You seem to be looking at this the wrong way. Instead, consider that once a person has decided they want to cause terror so much that they are willing to blow themselves up, they'll go to great lengths to make sure their one opportunity to do so succeeds.

These chances of passing these screenings aren't independent. They aren't just die rolls where a terrorist needs to roll 6 five times in a row for their plot to succeed. If they can improve their chances on one screening they can and will improve their chances on the rest (which was the point he was trying to make).

Now consider how much time and money is spent for each additional screening that's put into place, both for those putting it in place and the millions that have to jump through all the extra hoops each day to travel. Worth it?

It's more "all people who forge boarding passes with the intent of using the plane as part of a terroristic plot will use latex gloves if they also have a bomb."

The point was that multiple layers are only useful if they test different thing. I'm more inclined to believe that those two layers are "tantamount to performing the same test twice" because they can both be done before the fact, and planned for.

The problem about multiplying enough 0.95s together is the number of false positives that occur. The article mentions one, where an air marshal killed a deranged passenger in Miami. That's an extreme case. Hidden is the, what, 5 minutes needed for screening * 700 million passengers per year giving over 6,000 extra person-years wasted waiting on security every year.

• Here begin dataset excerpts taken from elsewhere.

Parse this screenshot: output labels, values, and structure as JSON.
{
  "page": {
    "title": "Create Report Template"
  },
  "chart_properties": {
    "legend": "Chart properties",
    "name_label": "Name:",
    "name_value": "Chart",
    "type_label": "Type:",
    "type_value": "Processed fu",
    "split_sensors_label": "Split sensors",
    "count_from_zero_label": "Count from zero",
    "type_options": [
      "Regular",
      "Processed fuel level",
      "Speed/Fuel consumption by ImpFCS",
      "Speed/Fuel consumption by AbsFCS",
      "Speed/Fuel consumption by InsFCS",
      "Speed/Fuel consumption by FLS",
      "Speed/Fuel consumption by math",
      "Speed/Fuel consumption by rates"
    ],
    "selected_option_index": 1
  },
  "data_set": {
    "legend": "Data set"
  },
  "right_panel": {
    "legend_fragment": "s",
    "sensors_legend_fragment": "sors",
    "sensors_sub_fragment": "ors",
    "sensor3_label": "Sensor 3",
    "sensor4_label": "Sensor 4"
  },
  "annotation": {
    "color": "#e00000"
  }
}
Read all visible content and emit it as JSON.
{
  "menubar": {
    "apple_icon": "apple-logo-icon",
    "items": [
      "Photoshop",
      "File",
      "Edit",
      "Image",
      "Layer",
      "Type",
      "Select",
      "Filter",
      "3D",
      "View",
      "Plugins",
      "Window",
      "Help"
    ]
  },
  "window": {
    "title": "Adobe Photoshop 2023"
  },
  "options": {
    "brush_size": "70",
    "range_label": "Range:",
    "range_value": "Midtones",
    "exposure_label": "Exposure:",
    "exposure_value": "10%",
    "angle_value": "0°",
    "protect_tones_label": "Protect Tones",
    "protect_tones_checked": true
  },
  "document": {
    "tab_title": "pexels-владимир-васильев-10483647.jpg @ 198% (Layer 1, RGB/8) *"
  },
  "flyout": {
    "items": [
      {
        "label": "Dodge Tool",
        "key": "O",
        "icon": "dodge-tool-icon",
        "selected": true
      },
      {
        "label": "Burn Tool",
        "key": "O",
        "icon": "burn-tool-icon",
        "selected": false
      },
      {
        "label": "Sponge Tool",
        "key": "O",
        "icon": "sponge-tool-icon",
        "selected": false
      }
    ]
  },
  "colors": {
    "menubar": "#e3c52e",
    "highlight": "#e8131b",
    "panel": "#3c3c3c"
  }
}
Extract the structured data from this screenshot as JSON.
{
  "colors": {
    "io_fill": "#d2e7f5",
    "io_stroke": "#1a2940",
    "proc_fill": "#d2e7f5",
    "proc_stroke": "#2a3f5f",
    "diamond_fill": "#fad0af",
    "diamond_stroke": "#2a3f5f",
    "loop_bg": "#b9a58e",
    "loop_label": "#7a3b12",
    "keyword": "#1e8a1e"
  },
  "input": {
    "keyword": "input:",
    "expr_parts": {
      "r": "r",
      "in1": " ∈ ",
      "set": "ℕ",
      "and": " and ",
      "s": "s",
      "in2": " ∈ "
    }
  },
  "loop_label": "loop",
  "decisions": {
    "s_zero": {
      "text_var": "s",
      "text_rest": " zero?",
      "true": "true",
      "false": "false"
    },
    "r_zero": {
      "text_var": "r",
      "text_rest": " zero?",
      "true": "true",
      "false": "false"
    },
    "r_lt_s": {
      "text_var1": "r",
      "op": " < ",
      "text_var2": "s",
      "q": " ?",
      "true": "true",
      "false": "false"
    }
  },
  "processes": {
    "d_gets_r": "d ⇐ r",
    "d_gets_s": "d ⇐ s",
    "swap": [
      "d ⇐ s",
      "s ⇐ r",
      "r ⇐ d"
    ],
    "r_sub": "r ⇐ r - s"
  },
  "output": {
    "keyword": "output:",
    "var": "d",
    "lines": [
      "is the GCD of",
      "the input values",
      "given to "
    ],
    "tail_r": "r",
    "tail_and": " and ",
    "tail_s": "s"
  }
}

The thing is, it's not a bunch of .95s. It's a .00000001 and a bunch of .9999999s. If a person wants to cause terror and is willing to blow themselves up, they're probably already very resolved and willing to do virtually anything else necessary to bypass the security measures you mention and any others.
Or if all else fails they can blow themselves up at the security checkpoint, or on a train, or on a bus, or metro, or .... Really once a person has decided to blow themselves up their options for committing terrorism are exceedingly large. Luckily this group of people is surprisingly small but or reactions to to the risks are way overboard.